Skip to main content
Statistics LibreTexts

3.5: Missing data

  • Page ID
    3558
  • There is no such thing as a perfect observation, much less a perfect experiment. The larger is the data, the higher is the chance of irregularities. Missing data arises from the almost every source due to imperfect methods, accidents during data recording, faults of computer programs, and many other reasons.

    Strictly speaking, there are several types of missing data. The easiest to understand is “unknown”, datum that was either not recorded, or even lost. Another type, “both” is a case when condition fits to more then one level. Imagine that we observed the weather and registered sunny days as ones and overcast days with zeros. Intermittent clouds would, in this scheme, fit into both categories. As you see, the presence of “both” data usually indicate poorly constructed methods. Finally, “not applicable”, an impossible or forbidden value, arises when we meet something logically inconsistent with a study framework. Imagine that we study birdhouses and measure beak lengths in birds found there, but suddenly found a squirrel within one of the boxes. No beak, therefore no beak length is possible. Beak length is “not applicable” for the squirrel.

    In R, all kinds of missing data are denoted with two uppercase letters NA.

    Imagine, for example, that we asked the seven employees about their typical sleeping hours. Five named the average number of hours they sleep, one person refused to answer, another replied “I do not know” and yet another was not at work at the time. As a result, three NA ’s appeared in the data:

    Code \(\PageIndex{1}\) (Python):

    (hh <- c(8, 10, NA, NA, 8, NA, 8))
    

    We entered NA without quotation marks and R correctly recognizes it among the numbers. Note that multiple kinds of missing data we had were all labeled identically.

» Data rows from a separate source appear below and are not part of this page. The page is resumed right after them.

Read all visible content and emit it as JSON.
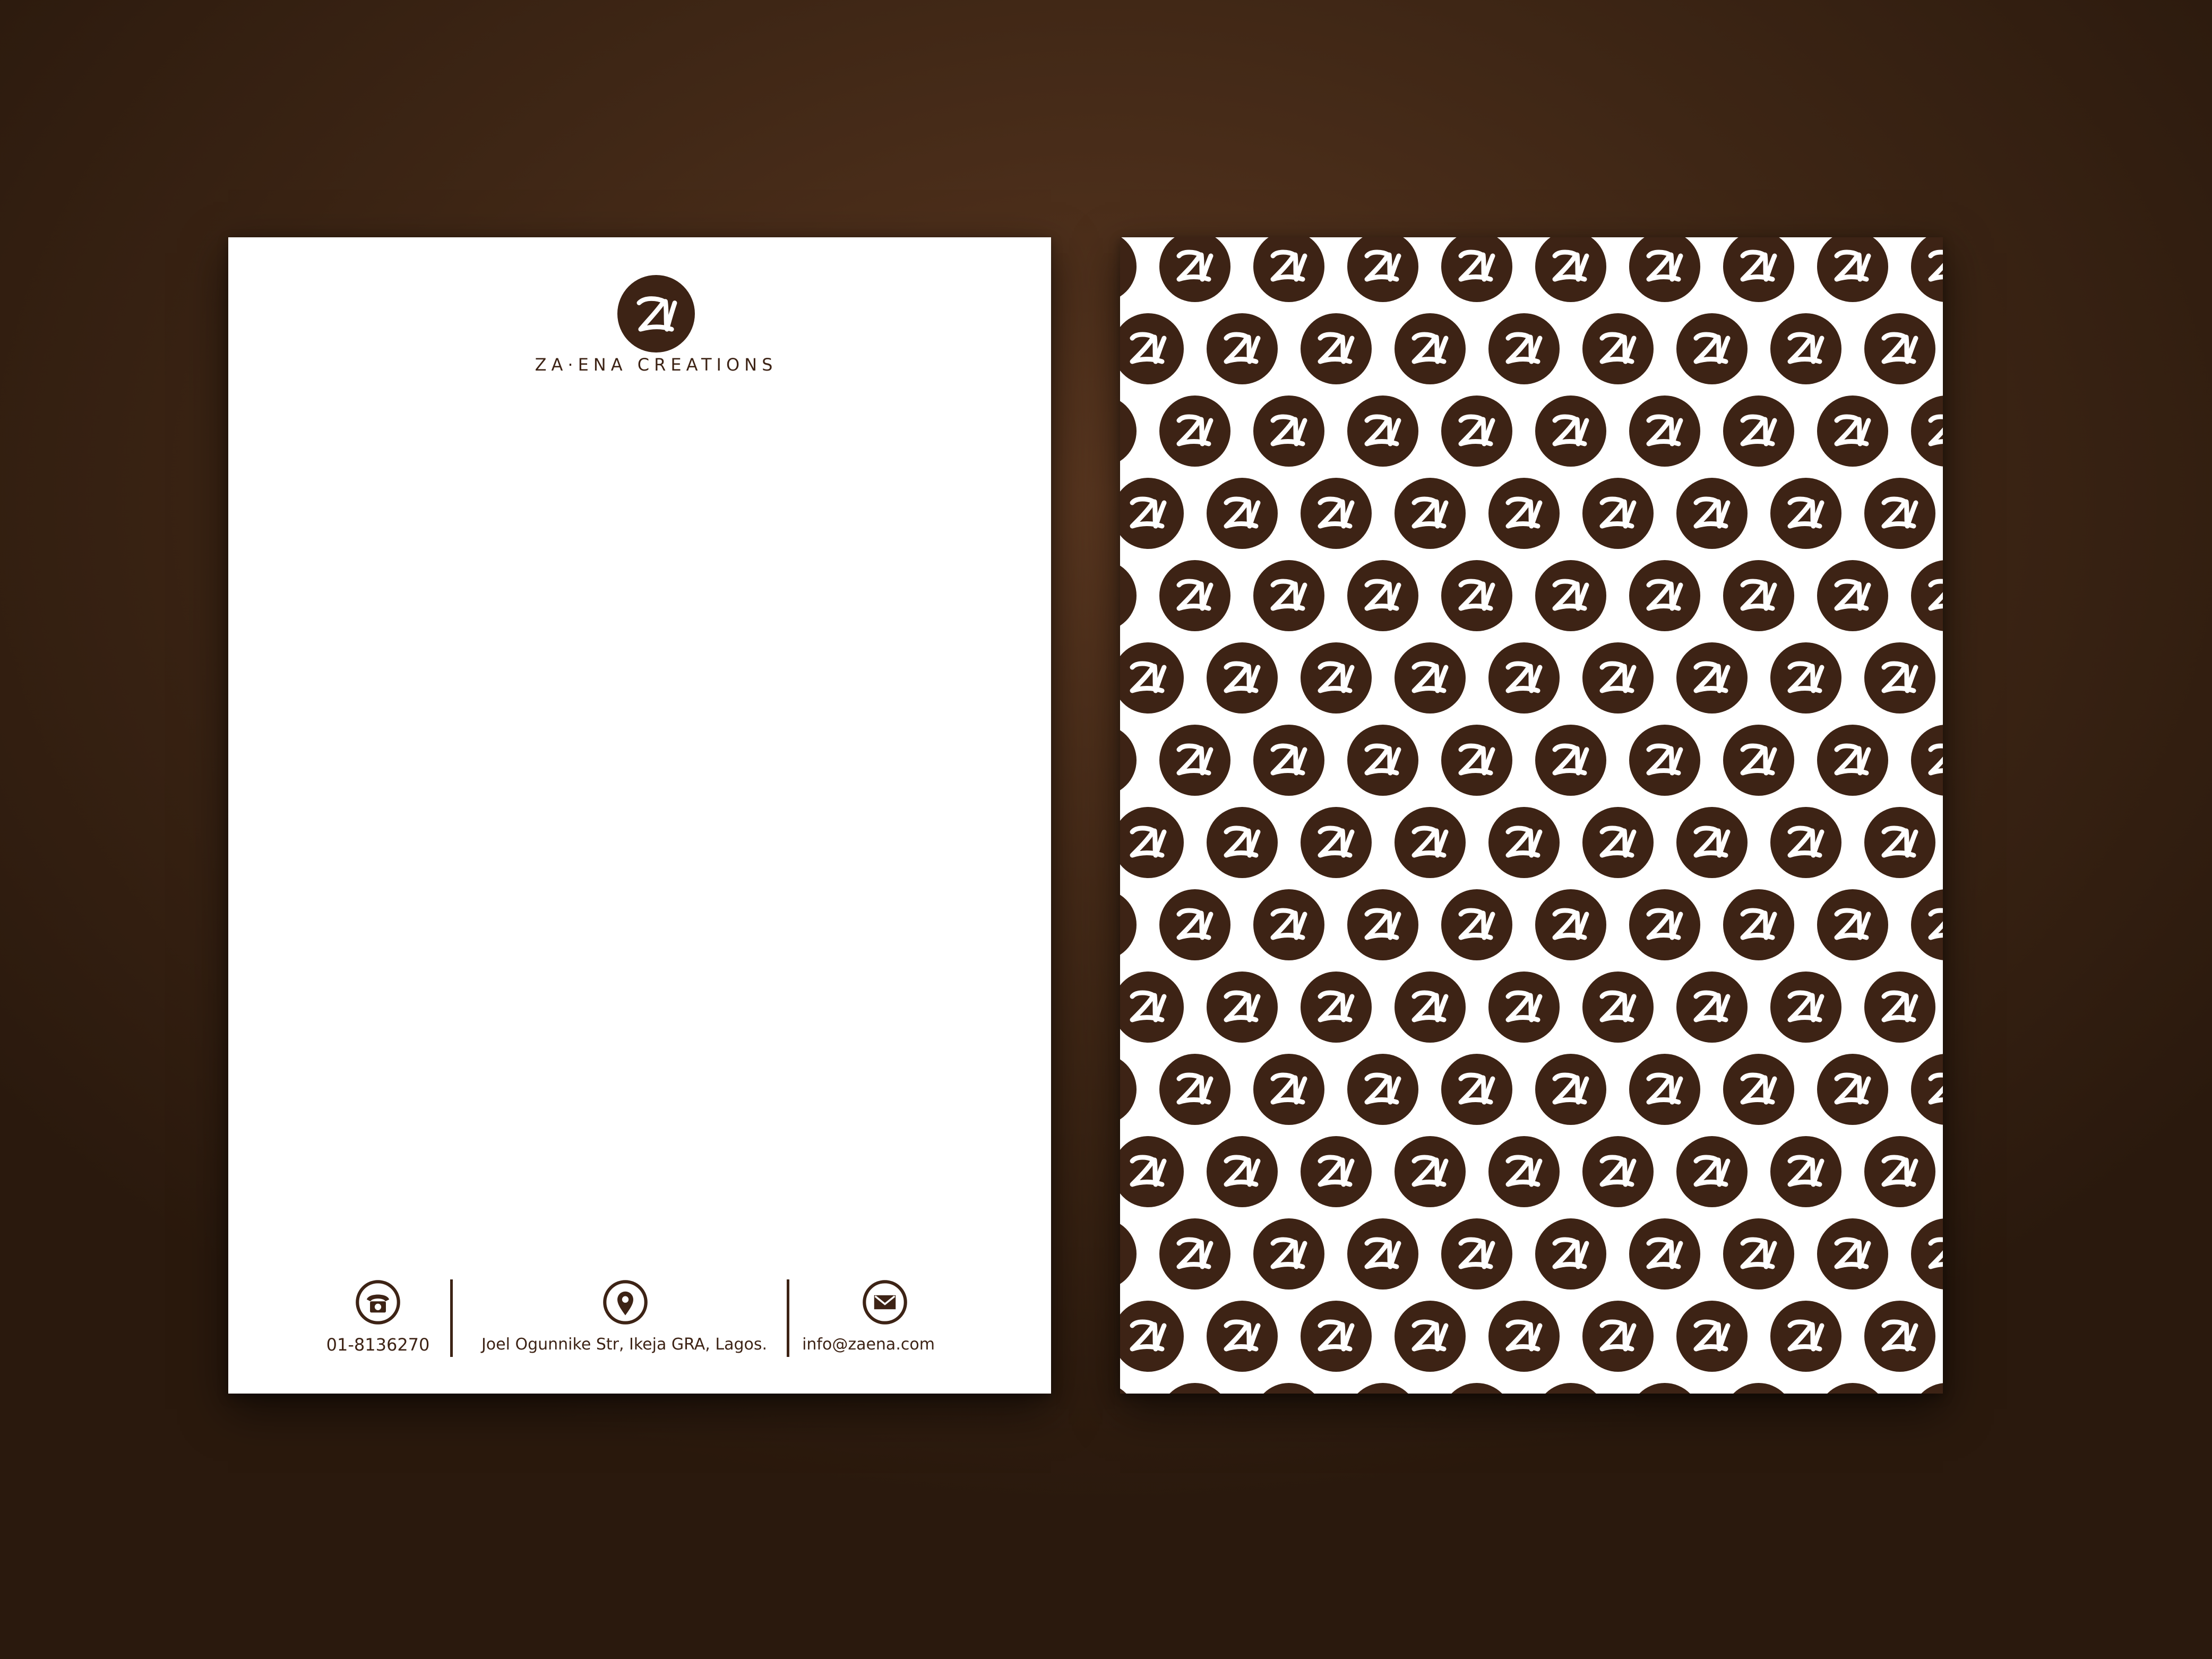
{
  "brand": {
    "name": "ZA·ENA CREATIONS",
    "monogram": "ZI",
    "colors": {
      "primary": "#3d2315",
      "paper": "#ffffff",
      "background": "#4a2e1a"
    }
  },
  "footer": {
    "phone": "01-8136270",
    "address": "Joel Ogunnike Str, Ikeja GRA, Lagos.",
    "email": "info@zaena.com",
    "icons": [
      "phone-icon",
      "location-pin-icon",
      "mail-icon"
    ]
  }
}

    An attempt to just calculate an average (with a function mean()), will lead to this:

    Code \(\PageIndex{2}\) (Python):

    hh <- c(8, 10, NA, NA, 8, NA, 8)
    mean(hh)
    

    Philosophically, this is a correct result because it is unclear without further instructions how to calculate average of eight values if three of them are not in place. If we still need the numerical value, we can provide one of the following:

    Code \(\PageIndex{3}\) (Python):

    hh <- c(8, 10, NA, NA, 8, NA, 8)
    mean(hh, na.rm=TRUE)
    mean(na.omit(hh))
    

    The first one allows the function mean() to accept (and skip) missing values, while the second creates a temporary vector by throwing NA s away from the original vector hh. The third way is to substitute (impute) the missing data, e.g. with the sample mean:

    Code \(\PageIndex{4}\) (Python):

    hh <- c(8, 10, NA, NA, 8, NA, 8)
    hh.old <- hh
    hh.old
    hh[is.na(hh)] <- mean(hh, na.rm=TRUE)
    hh
    

    Here we selected from hh values that satisfy condition is.na() and permanently replaced them with a sample mean. To keep the original data, we saved it in a vector with the other name (hh.old). There are many other ways to impute missing data, more complicated are based on bootstrap, regression and/or discriminant analysis. Some are implemented in packages mice and cat.

    Collection asmisc.r supplied with this book, has Missing.map() function which is useful to determine the “missingness” (volume and relative location of missing data) in big datasets.